The triple integral given is:
$$\int\int\int \frac1{\sqrt{(x-a)^2 + y^2 + z^2}}dV ,a\ge 2 $$
The region of integration given is $ 0\le x^2 + y^2 + z^2\le 1$
The region of integration is clearly spherically symmetrical so I tried to use spherical coordinates. However, I ended up with a triple integral that seemed unsolvable. Both the region and the integrand seem to have cylindrical symmetry over the x-axis. Sadly, I got stuck trying to solve that integral as well.

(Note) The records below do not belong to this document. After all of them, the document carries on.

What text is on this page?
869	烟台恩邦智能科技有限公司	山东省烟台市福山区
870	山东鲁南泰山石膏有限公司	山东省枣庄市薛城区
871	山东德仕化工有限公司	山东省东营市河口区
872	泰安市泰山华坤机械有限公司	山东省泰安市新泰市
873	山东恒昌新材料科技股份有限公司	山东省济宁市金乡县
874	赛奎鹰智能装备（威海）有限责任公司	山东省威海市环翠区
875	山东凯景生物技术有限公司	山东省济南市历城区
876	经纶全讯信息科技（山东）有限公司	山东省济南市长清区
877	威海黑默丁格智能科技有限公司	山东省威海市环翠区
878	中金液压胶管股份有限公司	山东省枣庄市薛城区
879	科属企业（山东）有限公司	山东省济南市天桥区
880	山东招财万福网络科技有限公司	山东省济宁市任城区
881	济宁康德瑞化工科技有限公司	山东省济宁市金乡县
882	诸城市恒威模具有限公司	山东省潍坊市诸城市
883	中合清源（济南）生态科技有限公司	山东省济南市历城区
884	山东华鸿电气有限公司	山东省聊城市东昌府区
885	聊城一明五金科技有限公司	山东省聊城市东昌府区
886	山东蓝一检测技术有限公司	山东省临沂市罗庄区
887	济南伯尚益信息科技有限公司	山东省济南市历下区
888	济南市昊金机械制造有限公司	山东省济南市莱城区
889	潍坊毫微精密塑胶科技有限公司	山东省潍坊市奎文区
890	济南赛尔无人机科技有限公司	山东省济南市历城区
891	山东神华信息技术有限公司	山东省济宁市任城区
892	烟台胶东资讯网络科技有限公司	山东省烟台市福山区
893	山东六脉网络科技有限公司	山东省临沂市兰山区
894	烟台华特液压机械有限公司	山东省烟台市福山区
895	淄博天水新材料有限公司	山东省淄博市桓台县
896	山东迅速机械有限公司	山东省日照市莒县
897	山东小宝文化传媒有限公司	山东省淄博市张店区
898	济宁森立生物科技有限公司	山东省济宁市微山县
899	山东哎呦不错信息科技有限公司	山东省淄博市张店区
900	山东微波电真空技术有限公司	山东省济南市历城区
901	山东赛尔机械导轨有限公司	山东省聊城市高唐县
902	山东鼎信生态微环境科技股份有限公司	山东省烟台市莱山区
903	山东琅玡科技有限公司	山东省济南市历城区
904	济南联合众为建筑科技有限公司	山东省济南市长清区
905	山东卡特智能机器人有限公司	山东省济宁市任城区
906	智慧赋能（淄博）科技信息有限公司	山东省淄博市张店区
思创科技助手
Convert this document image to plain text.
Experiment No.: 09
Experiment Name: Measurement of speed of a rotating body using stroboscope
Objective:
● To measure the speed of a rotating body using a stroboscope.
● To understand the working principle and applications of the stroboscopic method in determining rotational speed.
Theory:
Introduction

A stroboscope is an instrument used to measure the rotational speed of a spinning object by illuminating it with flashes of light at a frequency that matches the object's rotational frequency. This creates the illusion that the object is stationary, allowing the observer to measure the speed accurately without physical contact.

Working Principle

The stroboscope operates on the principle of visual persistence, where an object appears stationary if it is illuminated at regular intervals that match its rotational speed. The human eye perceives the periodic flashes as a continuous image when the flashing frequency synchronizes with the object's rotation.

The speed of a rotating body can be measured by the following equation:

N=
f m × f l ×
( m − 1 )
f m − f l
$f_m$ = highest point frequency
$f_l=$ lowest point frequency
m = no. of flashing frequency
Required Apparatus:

Any hints on how to proceed with this question would be appreciated!!
P.S This is my first post so please give me some advice on formatting!
EDITS:
1) Using cylindrical coordinates I get:
$$\int\int\int \frac1{\sqrt{r^2 + z^2 -2arcos(\theta) +a^2 }}rdzdrd\theta $$
With the region:
$-\sqrt{1-r^2}\le z \le \sqrt{1-r^2}$
$ 0\le r\le 1$
$ 0\le \theta\le 2\pi$
2) Using spherical coordinates I get:
$$\int\int\int \frac1{\sqrt{r^2 -2rsin(\phi)cos(\theta) +a^2 }}r^2sin(\phi)drd\phi d\theta $$
With the region:
$ 0\le r\le 1$
$ 0\le \theta\le 2\pi$
$ 0\le \phi\le \pi$
EDIT NUMBER 2:
Following Martin's advice and using cylindrical coordinates I get:
$$\int\int\int \frac1{\sqrt{r^2 + (z-a)^2}}rdzdrd\theta $$
With the region:
$-\sqrt{1-r^2}\le z \le \sqrt{1-r^2}$
$ 0\le r\le 1$
$ 0\le \theta\le 2\pi$
While this does seem solvable, does anyone have any hints on where to start. The issue now it that the first integral's antiderivative gives: $$\int\int r[ln\left|(z-a) + \sqrt{r^2 + (z-a)^2}\right|]_{-\sqrt{1-r^2}}^{\sqrt{1-r^2}}$$ I have no idea how to integrate this complicated expression further. Any help is greatly appreciated!
Idea, too long for a comment. By the obvious symmetry: $$\iiint\frac1{\sqrt{(x-a)^2 + y^2 + z^2}}dV = \iiint\frac1{\sqrt{x^2 + y^2 + (z-a)^2}}dV$$ and try cylindrical coordinates.